Likewise there is further clarification on corporate structures such as joint ventures where, again, the issue of the level of control is important.
There is also specific reference to arrangements in the nature of “offset” (although the term itself is not used), which makes reasonably clear that such arrangements, where these are open and transparent, permitted and not for individual personal gain, are unlikely to engage the Bribery Act.
There is further discussion of facilitation payments, including an acknowledgement (and some assurances about prosecutorial discretion) of the issue of situations involving duress and threat to life, limb or liberty.
The six “principles” have been partially reconfigured and are now: Proportionate procedures (a new term which now subsumes two of the old principles, namely: clear, practical and accessible policies and procedures; and effective implementation); Top level commitment; Risk assessment; Due diligence; Communication (another new term, although the general concept was, of course, embedded within the old framework); and Monitoring and review.
It is not entirely clear why the Government felt the need to reconfigure the six principles in this way. The issue of proportionality is certainly of central importance, but this could have been dealt with by embedding the concept within the existing principles. As a stand-alone concept, proportionality sits awkwardly with the other principles, as it is a characteristic rather than a practical step or series of steps as the other principles are. This is accentuated by the fact that the list of examples given under the heading “proportionate procedures” overlaps considerably with those covered under other principles.

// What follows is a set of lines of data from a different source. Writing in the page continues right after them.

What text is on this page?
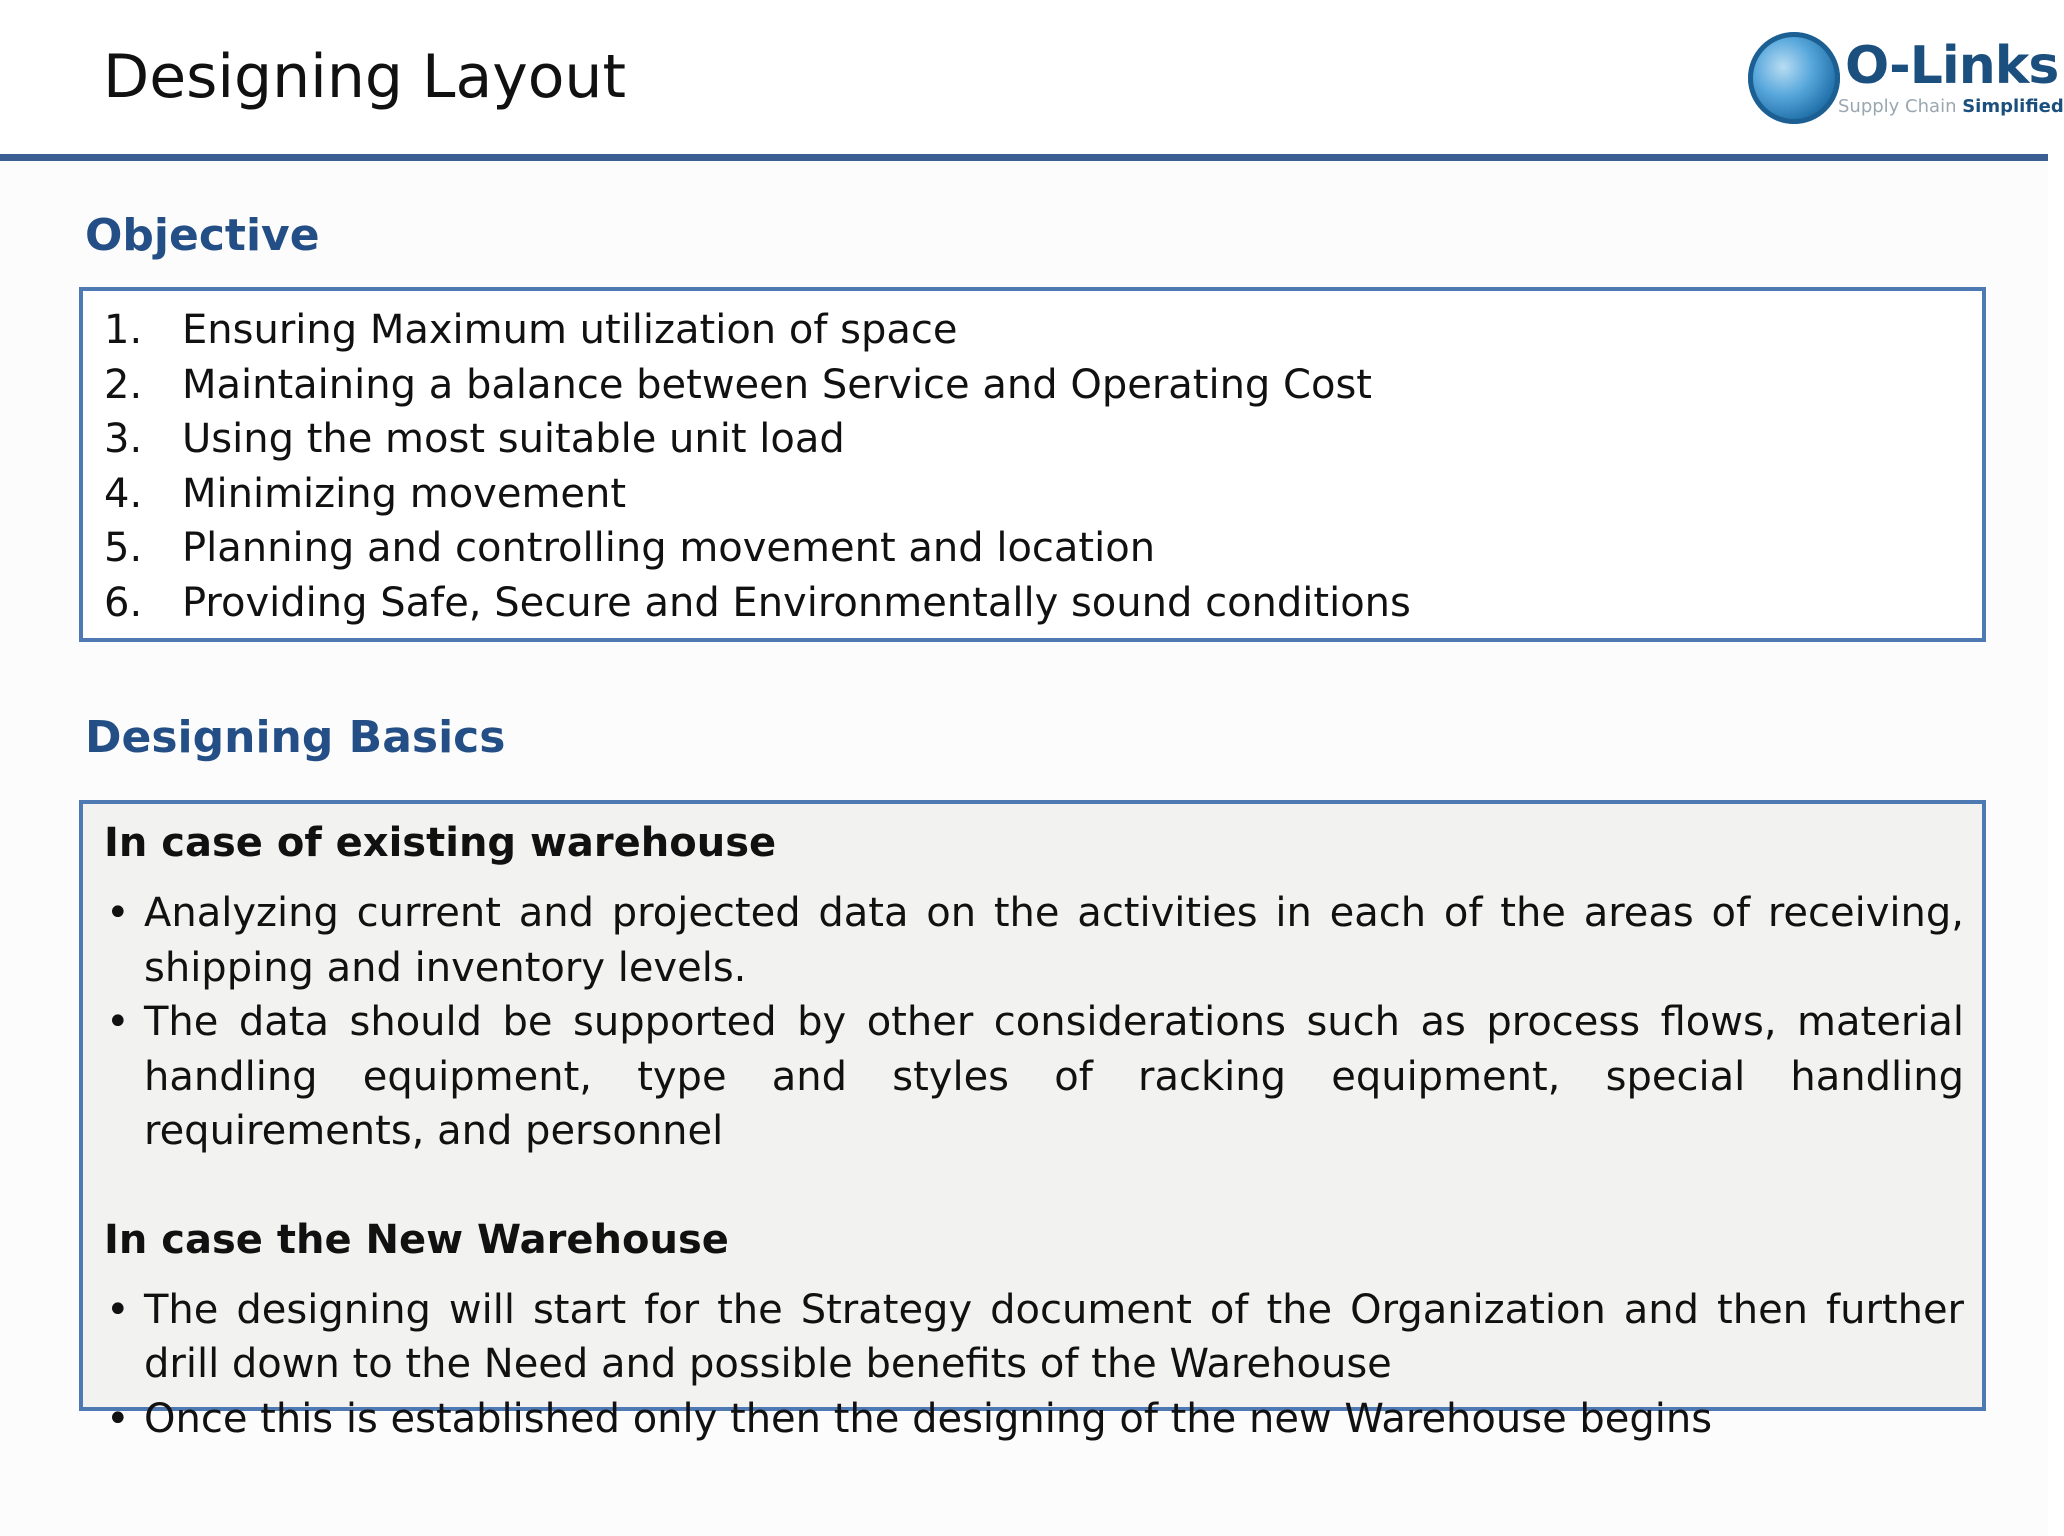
Designing Layout	O-Links
Supply Chain Simplified
Objective
1. Ensuring Maximum utilization of space
2. Maintaining a balance between Service and Operating Cost
3. Using the most suitable unit load
4. Minimizing movement
5. Planning and controlling movement and location
6. Providing Safe, Secure and Environmentally sound conditions
Designing Basics
In case of existing warehouse
• Analyzing current and projected data on the activities in each of the areas of receiving, shipping and inventory levels.
• The data should be supported by other considerations such as process flows, material handling equipment, type and styles of racking equipment, special handling requirements, and personnel
In case the New Warehouse
• The designing will start for the Strategy document of the Organization and then further drill down to the Need and possible benefits of the Warehouse
• Once this is established only then the designing of the new Warehouse begins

Fundamentally, PwC’s view is that the key areas of focus for effective anti-bribery policies and procedures remain substantially unchanged, although we do consider that the guidance is now clearer and more helpful in terms of possible practical steps. The “risk assessment” area, whilst undoubtedly improved, could have been further enhanced by more clarity, for example, about the need to map risks in a systematic way on to mitigating controls.
PwC also notes that the appendix with case studies has been extended to include more illustrative examples. Importantly, these have been re-cast to be simpler, forward-looking scenarios rather than the retrospective, wise-after-the-event narratives that were there before. What we now have is likely to be more useful to readers of the guidance, although any case studies are subject to the inherent limitation that they can only be indicative and that it is impossible to legislate for every eventuality.